In parallel with the Nairobi talks, the governments of DRC and Rwanda agreed to put aside the mutual hostility which has persisted since previous Rwandan incursions into DRC in support of ethnic Tutsis, and their armed forces began joint operations against the Forces Democratiques de Liberation du Rwanda (FDLR), many of whom fled Rwanda to escape punishment for crimes committed during the 1994 Rwandan genocide. The joint offensive did not achieve its objectives and the FDLR continues to be a threat to the civilian population. Since January, attacks by the FDLR in North and South Kivu have driven more than 370,000 people from their homes and into forests and other places of refuge.

Separately, appalling atrocities have been committed in Orientale Province in north-eastern DRC by the Ugandan rebel group, the Lord's Resistance Army (LRA). Following the LRA's failure to sign a negotiated peace agreement, Ugandan and Congolese armed forces launched a joint offensive against the group in December 2008. Fleeing this offensive, LRA fighters carried out brutal attacks on the civilian population, in which up to 1,100 civilians were killed. In March 2009, the Ugandan Army stated that it had achieves its objective of dismantling the LRA's command structure, and began a phased withdrawal of troops from north-eastern DRC.

I am gravely concerned by recent reports of an increase in attacks against international aid organisations and humanitarian workers in North and South Kivu. UN agencies have reported 44 attacks against humanitarian workers in the region between January and April. The vehicles of humanitarian organisations have been intercepted to transport fighters, and in some cases property has been looted. The security situation, as well as difficulties in securing access to those in need, due to poor roads which are frequently impassable due to rains, pose enormous challenges for international aid agencies and humanitarian workers who aim to address the needs of civilians affected by conflict.

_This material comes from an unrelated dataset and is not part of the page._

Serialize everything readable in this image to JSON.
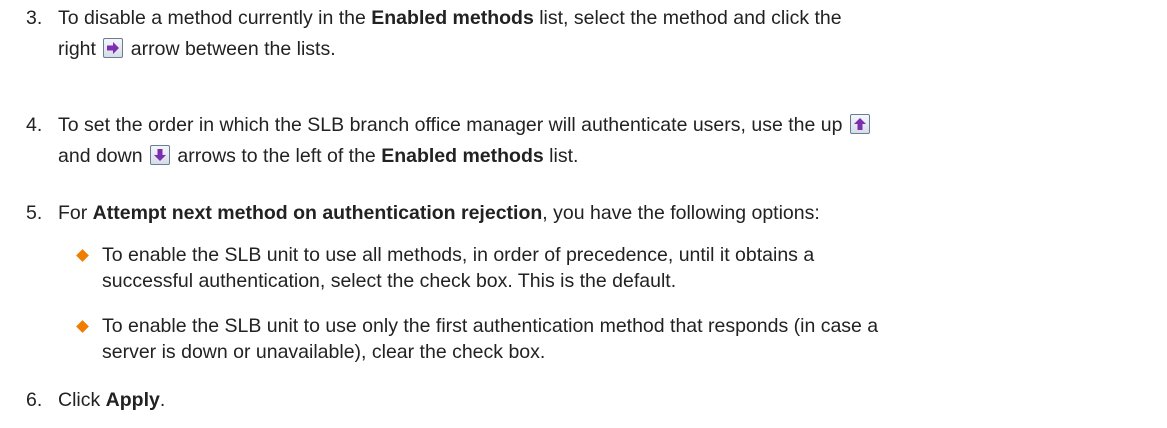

The international community has sought to enhance stability in DRC through the work of MONUC, the UN's largest peacekeeping mission. Ireland and our EU partners strongly support MONUC, and have welcomed the UN Security Council's decision to authorise the reinforcement of the mission to allow it to meet more effectively the challenges it currently faces. Ireland contributes three members of the Defence Forces to MONUC as Military Liaison Officers.

Ireland has been able to respond quickly to the humanitarian dimension of the crisis in DRC. An airlift of emergency relief supplies was made to eastern DRC in December 2008. Thus far in 2009, Irish Aid has allocated more than €4 million in humanitarian funding to the DRC through the UN and NGO partners, bringing total humanitarian support to the country since 2006 to over €26 million.